24 Aralık 2011 Cumartesi

tavlanın tarihçesini biliyor musunuz_?

Tavla biraz şanstır biraz yetenek, tıpkı hayat gibi...
1400 yıl önce, ünlü bir Hint Racası, Pers İmparatoru Nevşirvan'a bir oyun göndermiş. Yanında da bir küçük not: "Kim daha iyi düşünür, kim daha iyiyi bilir, kim daha ileriyi görürse, o kazanır. İşte hayat budur!..." Hindistan'dan gelen oyun bilindiği gibi satranç... Pers Hükümdarı altta kalır mı hiç? En bilgin vezirini Büzur Mehir'i çağırır ve ..."Sana on gün. Bir oyun icat et ve Raca'ya götür." Verilen süre içinde, emredilen oyunu icat eden vezir İmparatorunun özel notu ile birlikte Hindistan'ın yolunu tutar. "Evet, kim daha iyi düşünür, kim daha iyiyi bilir, kim daha ileriyi görürse o kazanır." Vezir zaman kavramından yola çıkarak bulduğu oyunun adını Takhteh Nard koymuş. Yani "Tahta üzerinde savaş" . Persler yayılıp, Mısır'a kadar uzanınca, oyunun adı kısalmış. Tau olmuş. Türkler ve Yunanlılar da Tavla demişler. Vezir oyunu icat ederken, simgesel bir dil de kullanmış. Pulların toplandığı karşılıklı 6'şar hane 12 ayı... Tavladaki 24 hane de günün 24 saatini... Beyaz pullar gündüzü, siyah pullar geceyi simgelermiş. 

Tavlada, 4500 civarında hamle ihtimali bulunduğundan oyunda ustalaşmak önemlidir.
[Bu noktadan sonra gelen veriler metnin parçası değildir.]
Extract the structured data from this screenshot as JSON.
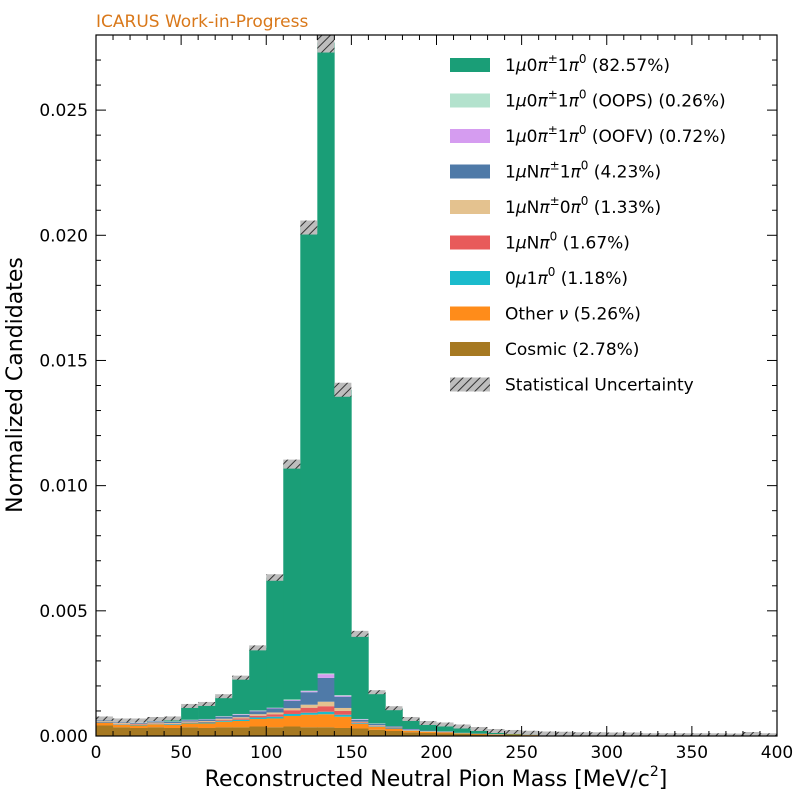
{
  "chart_data": {
    "type": "bar",
    "banner": "ICARUS Work-in-Progress",
    "banner_color": "#d9781a",
    "xlabel_main": "Reconstructed Neutral Pion Mass [MeV/c",
    "xlabel_sup": "2",
    "xlabel_end": "]",
    "ylabel": "Normalized Candidates",
    "xlim": [
      0,
      400
    ],
    "ylim": [
      0,
      0.028
    ],
    "xticks": [
      0,
      50,
      100,
      150,
      200,
      250,
      300,
      350,
      400
    ],
    "xtick_labels": [
      "0",
      "50",
      "100",
      "150",
      "200",
      "250",
      "300",
      "350",
      "400"
    ],
    "yticks": [
      0,
      0.005,
      0.01,
      0.015,
      0.02,
      0.025
    ],
    "ytick_labels": [
      "0.000",
      "0.005",
      "0.010",
      "0.015",
      "0.020",
      "0.025"
    ],
    "bin_width": 10,
    "bin_edges_start": [
      0,
      10,
      20,
      30,
      40,
      50,
      60,
      70,
      80,
      90,
      100,
      110,
      120,
      130,
      140,
      150,
      160,
      170,
      180,
      190,
      200,
      210,
      220,
      230,
      240,
      250,
      260,
      270,
      280,
      290,
      300,
      310,
      320,
      330,
      340,
      350,
      360,
      370,
      380,
      390
    ],
    "series": [
      {
        "key": "cosmic",
        "color": "#a67922",
        "values": [
          0.00042,
          0.00035,
          0.00032,
          0.00035,
          0.00032,
          0.00035,
          0.00032,
          0.00035,
          0.00035,
          0.00038,
          0.00035,
          0.00038,
          0.00035,
          0.00035,
          0.00032,
          0.0003,
          0.00025,
          0.0002,
          0.00015,
          0.00012,
          0.0001,
          8e-05,
          6e-05,
          5e-05,
          4e-05,
          3e-05,
          3e-05,
          3e-05,
          2e-05,
          2e-05,
          2e-05,
          2e-05,
          1e-05,
          1e-05,
          1e-05,
          1e-05,
          1e-05,
          1e-05,
          1e-05,
          1e-05
        ]
      },
      {
        "key": "other_nu",
        "color": "#ff8c1a",
        "values": [
          0.0001,
          0.0001,
          0.0001,
          0.00012,
          0.00012,
          0.00015,
          0.00018,
          0.00022,
          0.00025,
          0.0003,
          0.00035,
          0.00042,
          0.0005,
          0.00052,
          0.00045,
          0.00018,
          0.00012,
          8e-05,
          6e-05,
          5e-05,
          4e-05,
          3e-05,
          3e-05,
          2e-05,
          2e-05,
          2e-05,
          1e-05,
          1e-05,
          1e-05,
          1e-05,
          1e-05,
          1e-05,
          0.0,
          0.0,
          0.0,
          0.0,
          0.0,
          0.0,
          6e-05,
          1e-05
        ]
      },
      {
        "key": "zero_mu",
        "color": "#1bbbcc",
        "values": [
          2e-05,
          2e-05,
          2e-05,
          2e-05,
          3e-05,
          3e-05,
          4e-05,
          4e-05,
          5e-05,
          6e-05,
          7e-05,
          8e-05,
          8e-05,
          0.0001,
          8e-05,
          3e-05,
          2e-05,
          2e-05,
          1e-05,
          1e-05,
          1e-05,
          1e-05,
          0.0,
          0.0,
          0.0,
          0.0,
          0.0,
          0.0,
          0.0,
          0.0,
          0.0,
          0.0,
          0.0,
          0.0,
          0.0,
          0.0,
          0.0,
          0.0,
          0.0,
          0.0
        ]
      },
      {
        "key": "mu_n_pi0",
        "color": "#e85a5a",
        "values": [
          2e-05,
          2e-05,
          2e-05,
          2e-05,
          2e-05,
          2e-05,
          3e-05,
          4e-05,
          5e-05,
          7e-05,
          0.0001,
          0.00015,
          0.0002,
          0.00022,
          0.00015,
          3e-05,
          2e-05,
          2e-05,
          1e-05,
          1e-05,
          1e-05,
          0.0,
          0.0,
          0.0,
          0.0,
          0.0,
          0.0,
          0.0,
          0.0,
          0.0,
          0.0,
          0.0,
          0.0,
          0.0,
          0.0,
          0.0,
          0.0,
          0.0,
          0.0,
          0.0
        ]
      },
      {
        "key": "mu_n_pipm_0pi0",
        "color": "#e4c28f",
        "values": [
          3e-05,
          3e-05,
          3e-05,
          3e-05,
          3e-05,
          3e-05,
          3e-05,
          4e-05,
          5e-05,
          6e-05,
          7e-05,
          8e-05,
          0.00012,
          0.00018,
          0.00012,
          3e-05,
          2e-05,
          2e-05,
          1e-05,
          1e-05,
          1e-05,
          0.0,
          0.0,
          0.0,
          0.0,
          0.0,
          0.0,
          0.0,
          0.0,
          0.0,
          0.0,
          0.0,
          0.0,
          0.0,
          0.0,
          0.0,
          0.0,
          0.0,
          0.0,
          0.0
        ]
      },
      {
        "key": "mu_n_pipm_1pi0",
        "color": "#4f7aa8",
        "values": [
          4e-05,
          3e-05,
          3e-05,
          4e-05,
          4e-05,
          5e-05,
          6e-05,
          8e-05,
          0.0001,
          0.00012,
          0.00016,
          0.0003,
          0.0005,
          0.00095,
          0.00045,
          8e-05,
          5e-05,
          4e-05,
          3e-05,
          2e-05,
          2e-05,
          1e-05,
          1e-05,
          1e-05,
          0.0,
          0.0,
          0.0,
          0.0,
          0.0,
          0.0,
          0.0,
          0.0,
          0.0,
          0.0,
          0.0,
          0.0,
          0.0,
          0.0,
          0.0,
          0.0
        ]
      },
      {
        "key": "oofv",
        "color": "#d59cf0",
        "values": [
          1e-05,
          1e-05,
          1e-05,
          1e-05,
          1e-05,
          1e-05,
          1e-05,
          1e-05,
          2e-05,
          2e-05,
          2e-05,
          3e-05,
          4e-05,
          0.00015,
          4e-05,
          2e-05,
          1e-05,
          1e-05,
          1e-05,
          0.0,
          0.0,
          0.0,
          0.0,
          0.0,
          0.0,
          0.0,
          0.0,
          0.0,
          0.0,
          0.0,
          0.0,
          0.0,
          0.0,
          0.0,
          0.0,
          0.0,
          0.0,
          0.0,
          0.0,
          0.0
        ]
      },
      {
        "key": "oops",
        "color": "#b3e2cd",
        "values": [
          1e-05,
          1e-05,
          1e-05,
          1e-05,
          1e-05,
          1e-05,
          1e-05,
          1e-05,
          1e-05,
          1e-05,
          1e-05,
          2e-05,
          2e-05,
          3e-05,
          2e-05,
          1e-05,
          1e-05,
          0.0,
          0.0,
          0.0,
          0.0,
          0.0,
          0.0,
          0.0,
          0.0,
          0.0,
          0.0,
          0.0,
          0.0,
          0.0,
          0.0,
          0.0,
          0.0,
          0.0,
          0.0,
          0.0,
          0.0,
          0.0,
          0.0,
          0.0
        ]
      },
      {
        "key": "signal",
        "color": "#1a9e77",
        "values": [
          5e-05,
          5e-05,
          8e-05,
          8e-05,
          0.00012,
          0.00055,
          0.0006,
          0.0008,
          0.00145,
          0.0025,
          0.0052,
          0.0094,
          0.0185,
          0.0252,
          0.0122,
          0.0034,
          0.00125,
          0.00072,
          0.0004,
          0.0003,
          0.00027,
          0.00025,
          0.00018,
          0.00012,
          0.0001,
          8e-05,
          6e-05,
          5e-05,
          4e-05,
          4e-05,
          3e-05,
          3e-05,
          2e-05,
          2e-05,
          2e-05,
          2e-05,
          2e-05,
          1e-05,
          1e-05,
          1e-05
        ]
      }
    ],
    "uncertainty": [
      4e-05,
      4e-05,
      4e-05,
      4e-05,
      4e-05,
      5e-05,
      5e-05,
      6e-05,
      8e-05,
      0.0001,
      0.00013,
      0.00018,
      0.00028,
      0.0004,
      0.00028,
      0.00012,
      8e-05,
      6e-05,
      5e-05,
      4e-05,
      4e-05,
      3e-05,
      3e-05,
      3e-05,
      2e-05,
      2e-05,
      2e-05,
      2e-05,
      2e-05,
      2e-05,
      2e-05,
      2e-05,
      1e-05,
      1e-05,
      1e-05,
      1e-05,
      1e-05,
      1e-05,
      2e-05,
      1e-05
    ],
    "legend_position": "top-right",
    "legend": [
      {
        "key": "signal",
        "color": "#1a9e77",
        "label": "1μ0π±1π0 (82.57%)",
        "hatch": false
      },
      {
        "key": "oops",
        "color": "#b3e2cd",
        "label": "1μ0π±1π0 (OOPS) (0.26%)",
        "hatch": false
      },
      {
        "key": "oofv",
        "color": "#d59cf0",
        "label": "1μ0π±1π0 (OOFV) (0.72%)",
        "hatch": false
      },
      {
        "key": "mu_n_pipm_1pi0",
        "color": "#4f7aa8",
        "label": "1μNπ±1π0 (4.23%)",
        "hatch": false
      },
      {
        "key": "mu_n_pipm_0pi0",
        "color": "#e4c28f",
        "label": "1μNπ±0π0 (1.33%)",
        "hatch": false
      },
      {
        "key": "mu_n_pi0",
        "color": "#e85a5a",
        "label": "1μNπ0 (1.67%)",
        "hatch": false
      },
      {
        "key": "zero_mu",
        "color": "#1bbbcc",
        "label": "0μ1π0 (1.18%)",
        "hatch": false
      },
      {
        "key": "other_nu",
        "color": "#ff8c1a",
        "label": "Other ν (5.26%)",
        "hatch": false
      },
      {
        "key": "cosmic",
        "color": "#a67922",
        "label": "Cosmic (2.78%)",
        "hatch": false
      },
      {
        "key": "stat",
        "color": "#bbbbbb",
        "label": "Statistical Uncertainty",
        "hatch": true
      }
    ]
  }
}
Ancak zar şansı simgelediği için şans faktörü de kendisini hissettirmektedir. 

Türkiye'de çok yaygın bir oyun olan tavlada usta oyuncular bir gelenek biçiminde zar kombinasyonlarının Farsça'dan Türkçe'ye geçen isimlerini kullanırlar. 

Bir kaç örnek: 
1-1: Hep Yek; 
2-2: Dü Bara;, 
3-3: Dü Se;
3-2: Seba -i Dü 
4-3: Cehar -ü Se; 
5-5: Dü Beş; 
5-3: Penc -ü Se; 
6-6: Dü Şeş; 
6-5: Şeş Beş;

 **Milattan Önce 3000 yıllarında Mısır'da tavlaya çok benzer bir oyun oynandığı kazılarda ortaya çıkmış.